Much to the delight of advocates for cyclist and pedestrian safety, Mayor Bill de Blasio in recent months pledged his support to a concept known as "Vision Zero," a plan to completely eliminate traffic-related deaths on city streets, and on Tuesday, the mayor backed up his rhetoric with a series of concrete proposals, though he can't implement all of them on his own. NY1's Bobby Cuza filed the following report.
On Tuesday, Mayor Bill de Blasio outlined his so-called "Vision Zero" plan at P.S. 75, near an intersection where three pedestrians were struck and killed in the past month.
While crime has continued to decline, traffic fatalities have plateaued. In fact, there were nearly as many traffic deaths as homicides last year.
So de Blasio wants to lower the city's default speed limit from 30 mph to 25 mph, coupled with more enforcement of speeding and failure to yield to pedestrians.
"There's going to be more consequences for bad behavior that could endanger human life," de Blasio said.
Altogether, the mayor's plan includes 63 initiatives spread across city agencies. They include stiffer penalties for scofflaw taxi drivers, re-designing 50 dangerous intersections or corridors each year, and adding red light and speeding enforcement cameras. The New York City Police Department will also shift resources.
"We are significantly increasing the staffing in our highway division, as well as the investigative capabilities of the department, so that we will be able to investigate all collisions with injuries," said Police Commissioner William Bratton.
Among those applauding the plan include family members who lost loved ones like Sammy Cohen Eckstein, struck and killed on Prospect Park West.
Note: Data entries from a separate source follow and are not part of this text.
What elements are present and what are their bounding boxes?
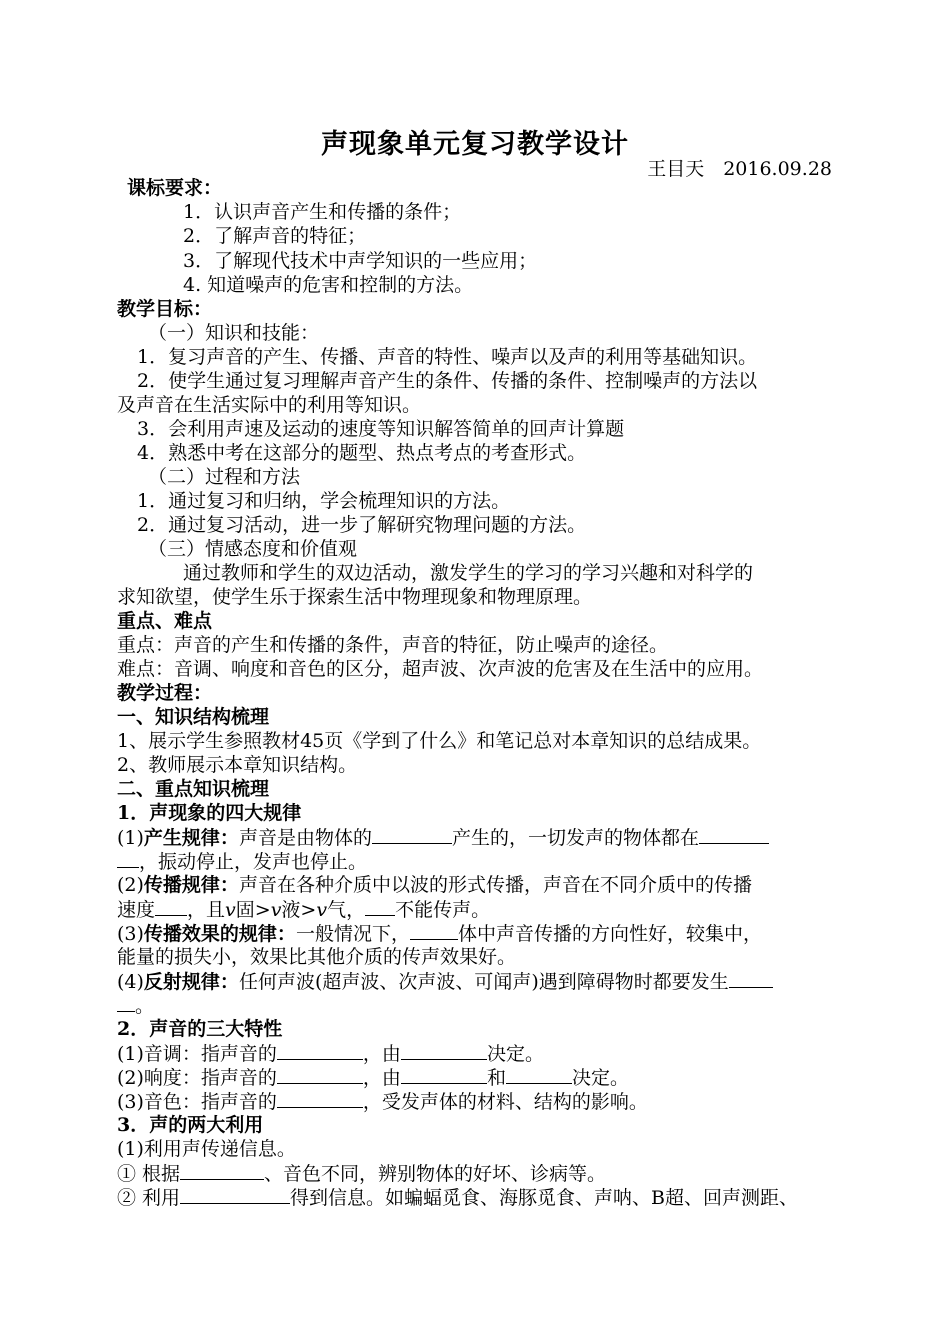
standard-item: 4. 知道噪声的危害和控制的方法。 <box>183 274 474 296</box>
goal-item: 2．通过复习活动，进一步了解研究物理问题的方法。 <box>137 514 587 536</box>
step-item: 2、教师展示本章知识结构。 <box>117 754 358 776</box>
trait-timbre: (3)音色：指声音的 ，受发声体的材料、结构的影响。 <box>117 1091 648 1113</box>
key-point: 重点：声音的产生和传播的条件，声音的特征，防止噪声的途径。 <box>117 634 669 656</box>
keypoints-heading: 重点、难点 <box>117 610 213 632</box>
use-subitem: ① 根据 、音色不同，辨别物体的好坏、诊病等。 <box>117 1163 607 1185</box>
fill-blank[interactable] <box>180 1161 264 1180</box>
fill-blank[interactable] <box>277 1065 363 1084</box>
trait-pitch: (1)音调：指声音的 ，由 决定。 <box>117 1043 544 1065</box>
fill-blank[interactable] <box>699 825 769 844</box>
traits-heading: 2．声音的三大特性 <box>117 1018 283 1040</box>
fill-blank[interactable] <box>410 921 458 940</box>
goal-item: 通过教师和学生的双边活动，激发学生的学习的学习兴趣和对科学的 <box>183 562 754 584</box>
use-subitem: ② 利用 得到信息。如蝙蝠觅食、海豚觅食、声呐、B超、回声测距、 <box>117 1187 799 1209</box>
step-item: 1、展示学生参照教材45页《学到了什么》和笔记总对本章知识的总结成果。 <box>117 730 762 752</box>
uses-heading: 3．声的两大利用 <box>117 1114 264 1136</box>
goals-section: （一）知识和技能： <box>148 322 320 344</box>
goals-section: （二）过程和方法 <box>148 466 301 488</box>
fill-blank[interactable] <box>117 993 135 1012</box>
goal-item-cont: 及声音在生活实际中的利用等知识。 <box>117 394 422 416</box>
standard-item: 3．了解现代技术中声学知识的一些应用； <box>183 250 538 272</box>
goal-item: 1．通过复习和归纳，学会梳理知识的方法。 <box>137 490 511 512</box>
law-reflection-cont: 。 <box>117 993 852 1018</box>
goal-item: 3．会利用声速及运动的速度等知识解答简单的回声计算题 <box>137 418 625 440</box>
goal-item: 2．使学生通过复习理解声音产生的条件、传播的条件、控制噪声的方法以 <box>137 370 758 392</box>
law-effect-cont: 能量的损失小，效果比其他介质的传声效果好。 <box>117 946 517 968</box>
standard-item: 2．了解声音的特征； <box>183 225 367 247</box>
law-effect: (3)传播效果的规律：一般情况下， 体中声音传播的方向性好，较集中， <box>117 923 762 945</box>
fill-blank[interactable] <box>729 969 773 988</box>
goal-item-cont: 求知欲望，使学生乐于探索生活中物理现象和物理原理。 <box>117 586 593 608</box>
law-propagation: (2)传播规律：声音在各种介质中以波的形式传播，声音在不同介质中的传播 <box>117 874 752 896</box>
fill-blank[interactable] <box>277 1041 363 1060</box>
law-production: (1)产生规律：声音是由物体的 产生的，一切发声的物体都在 <box>117 825 852 850</box>
fill-blank[interactable] <box>117 849 139 868</box>
part-heading: 二、重点知识梳理 <box>117 778 270 800</box>
goals-heading: 教学目标： <box>117 298 213 320</box>
use-item: (1)利用声传递信息。 <box>117 1138 296 1160</box>
laws-heading: 1．声现象的四大规律 <box>117 802 302 824</box>
part-heading: 一、知识结构梳理 <box>117 706 270 728</box>
goals-section: （三）情感态度和价值观 <box>148 538 358 560</box>
fill-blank[interactable] <box>277 1089 363 1108</box>
law-reflection: (4)反射规律：任何声波(超声波、次声波、可闻声)遇到障碍物时都要发生 <box>117 969 852 994</box>
fill-blank[interactable] <box>401 1065 487 1084</box>
standard-item: 1．认识声音产生和传播的条件； <box>183 201 462 223</box>
goal-item: 4．熟悉中考在这部分的题型、热点考点的考查形式。 <box>137 442 587 464</box>
fill-blank[interactable] <box>155 897 187 916</box>
law-production-cont: ，振动停止，发声也停止。 <box>117 849 852 874</box>
process-heading: 教学过程： <box>117 682 213 704</box>
fill-blank[interactable] <box>401 1041 487 1060</box>
goal-item: 1．复习声音的产生、传播、声音的特性、噪声以及声的利用等基础知识。 <box>137 346 758 368</box>
fill-blank[interactable] <box>180 1185 290 1204</box>
document-title: 声现象单元复习教学设计 <box>321 129 629 160</box>
fill-blank[interactable] <box>365 897 395 916</box>
trait-loudness: (2)响度：指声音的 ，由 和 决定。 <box>117 1067 629 1089</box>
fill-blank[interactable] <box>372 825 452 844</box>
law-propagation-cont: 速度 ，且v固>v液>v气， 不能传声。 <box>117 899 491 921</box>
fill-blank[interactable] <box>506 1065 572 1084</box>
standards-heading: 课标要求： <box>127 177 223 199</box>
hard-point: 难点：音调、响度和音色的区分，超声波、次声波的危害及在生活中的应用。 <box>117 658 764 680</box>
author-date: 王目天 2016.09.28 <box>647 158 832 180</box>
"Sammy was killed in front of our home, a street that's known where people drive too quickly," said Amy Cohen, Sammy's mother. "A van hit and ran over him, and if that van had been going slower, Sammy would probably still be alive today."
Some of the initiatives, including lowering the speed limit and adding red light and speeding cameras, require approval in Albany, and despite resistance there to some of his other proposals, like a tax hike to fund universal pre-K, de Blasio sounded confident that he could win approval.
"I think this is an area where we're going to find a lot of agreement in Albany," de Blasio said.
Meanwhile, on Tuesday, with his transition winding down, de Blasio made another round of appointments. He named Maya Wiley as counsel to the mayor, Donna Corrado as commissioner of the Department for the Aging, and Emily Lloyd as commissioner of the Department of Environmental Protection.